0

I am trying to make a forrest plot for my model with ggforest(). Here is the code to create mock data to reproduce the problem. Data is formatted according to Therneau for time dependent covariates. I guess this might be the reason why ggforest does not operate properly.

library(survival)
library(survminer)

set.seed(1)
repetitions<-floor(sample(rnorm(1:10, 10)))
id<-rep(1:10, times=repetitions )
age<-rep(floor(sample(18:80,10)),times=repetitions)
diabetes<-rep(sample(0:1,10,replace=TRUE), times=repetitions)
bil<-sample(4:60,length(id), replace=TRUE)


status<-rep(1,length(id))
indices<-vector(length=10)
for(i in 1:10){
       indices[i]<-sum(repetitions[1:i])
   }
status[indices]<-2

daystart <- vector()
a<-vector()
for(i in 1:10){
  if(i==1){ daystart<-1:indices[i]
  } else {a<-1:(indices[i]-indices[i-1])
  }
  daystart<-c(daystart,a)
}

dayend<-daystart+1

mock_data<-cbind.data.frame(id,age,diabetes, bil, daystart, dayend, status)
mock_data$agegroup<-cut(mock_data$age, 2)



fit2<-coxph(Surv(daystart,dayend, status)~bil+diabetes+strata(agegroup), data=mock_data)
ggforest(fit2 , data=mock_data)

I get

Error in [.data.frame(data, ,var ) : undefined columns selected.
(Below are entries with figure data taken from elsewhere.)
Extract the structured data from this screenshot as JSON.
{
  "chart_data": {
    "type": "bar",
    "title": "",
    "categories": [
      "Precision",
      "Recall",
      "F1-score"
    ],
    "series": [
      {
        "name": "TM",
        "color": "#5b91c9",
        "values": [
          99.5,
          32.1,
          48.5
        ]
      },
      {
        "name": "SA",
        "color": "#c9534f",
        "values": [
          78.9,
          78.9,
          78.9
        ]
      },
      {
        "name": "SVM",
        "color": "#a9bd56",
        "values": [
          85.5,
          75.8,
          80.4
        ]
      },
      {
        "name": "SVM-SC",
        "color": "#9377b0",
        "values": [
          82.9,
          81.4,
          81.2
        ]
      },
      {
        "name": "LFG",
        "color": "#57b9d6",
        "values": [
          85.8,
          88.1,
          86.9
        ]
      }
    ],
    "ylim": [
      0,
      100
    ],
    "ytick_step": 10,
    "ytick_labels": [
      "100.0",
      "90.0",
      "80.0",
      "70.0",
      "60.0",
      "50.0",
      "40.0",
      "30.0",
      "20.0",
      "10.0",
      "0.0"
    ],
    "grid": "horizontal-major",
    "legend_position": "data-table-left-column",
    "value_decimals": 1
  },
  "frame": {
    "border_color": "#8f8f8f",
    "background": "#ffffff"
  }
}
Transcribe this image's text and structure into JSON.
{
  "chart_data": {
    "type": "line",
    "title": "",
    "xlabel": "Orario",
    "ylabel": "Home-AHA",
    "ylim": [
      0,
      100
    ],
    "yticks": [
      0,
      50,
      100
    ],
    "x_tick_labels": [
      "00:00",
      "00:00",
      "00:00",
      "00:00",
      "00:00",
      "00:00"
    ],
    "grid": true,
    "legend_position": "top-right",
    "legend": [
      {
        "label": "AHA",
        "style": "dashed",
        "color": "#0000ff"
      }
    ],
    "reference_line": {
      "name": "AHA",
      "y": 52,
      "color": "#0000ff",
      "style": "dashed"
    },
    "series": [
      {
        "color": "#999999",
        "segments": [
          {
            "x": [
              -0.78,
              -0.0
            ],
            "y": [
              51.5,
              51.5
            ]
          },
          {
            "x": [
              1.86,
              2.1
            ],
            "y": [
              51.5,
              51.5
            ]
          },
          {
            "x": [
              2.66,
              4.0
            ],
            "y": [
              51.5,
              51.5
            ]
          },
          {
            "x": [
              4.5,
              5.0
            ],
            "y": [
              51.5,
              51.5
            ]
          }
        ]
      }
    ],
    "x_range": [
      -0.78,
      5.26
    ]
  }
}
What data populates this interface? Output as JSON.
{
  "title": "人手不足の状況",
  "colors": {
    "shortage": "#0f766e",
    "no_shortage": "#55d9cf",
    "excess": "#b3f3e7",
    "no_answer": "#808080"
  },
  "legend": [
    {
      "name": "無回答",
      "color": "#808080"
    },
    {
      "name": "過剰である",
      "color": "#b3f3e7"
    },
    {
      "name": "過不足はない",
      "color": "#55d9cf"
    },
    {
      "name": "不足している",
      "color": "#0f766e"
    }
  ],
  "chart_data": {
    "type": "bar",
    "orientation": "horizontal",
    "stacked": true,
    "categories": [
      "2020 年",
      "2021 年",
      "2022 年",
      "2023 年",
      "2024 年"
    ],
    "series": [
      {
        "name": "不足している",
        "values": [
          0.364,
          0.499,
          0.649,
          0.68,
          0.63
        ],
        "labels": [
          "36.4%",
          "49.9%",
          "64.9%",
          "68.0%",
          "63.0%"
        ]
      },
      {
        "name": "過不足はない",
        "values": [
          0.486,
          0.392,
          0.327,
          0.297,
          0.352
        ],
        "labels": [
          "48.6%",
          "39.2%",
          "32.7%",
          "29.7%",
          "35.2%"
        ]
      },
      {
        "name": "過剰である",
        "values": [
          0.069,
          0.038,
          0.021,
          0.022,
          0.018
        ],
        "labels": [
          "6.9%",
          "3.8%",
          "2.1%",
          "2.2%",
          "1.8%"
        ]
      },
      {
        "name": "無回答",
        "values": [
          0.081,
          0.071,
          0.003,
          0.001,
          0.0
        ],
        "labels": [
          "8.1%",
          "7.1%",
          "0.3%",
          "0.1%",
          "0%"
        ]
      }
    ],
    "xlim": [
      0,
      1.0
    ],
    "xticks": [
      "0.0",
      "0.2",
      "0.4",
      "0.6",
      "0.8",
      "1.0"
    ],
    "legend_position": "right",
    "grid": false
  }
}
I tried installing previous version of package broom ( version 0.5.6) as, as suggested in previous threads, but it didnt resolve the issue. R versions 3.6.1 and 4.1.1 were used. Any ideas?

EDIT: So, the ggforest() gets confused with +strata(). Removing +strata() produces a plot.

1 Answers1

0

So, the problem was in this row in ggforest() function.

terms <- attr(model$terms, "dataClasses")[-1]

I just did the quick fix and copy-pasted the body of the function in the new function I created, adding index "-4", in order not to add strata attributes to terms.

I guess the original function might be changed to accomodate this and exclude strata from terms, but I should stress that I am not great at math or statistics, so I am not 100 % sure if stratifying the data for time-varying cox proportional hazards analysis is valid if I stratify by continuous variable such as age. That would end up with each strata containing the data for only several individuals with the same age, each having repeated measurements values.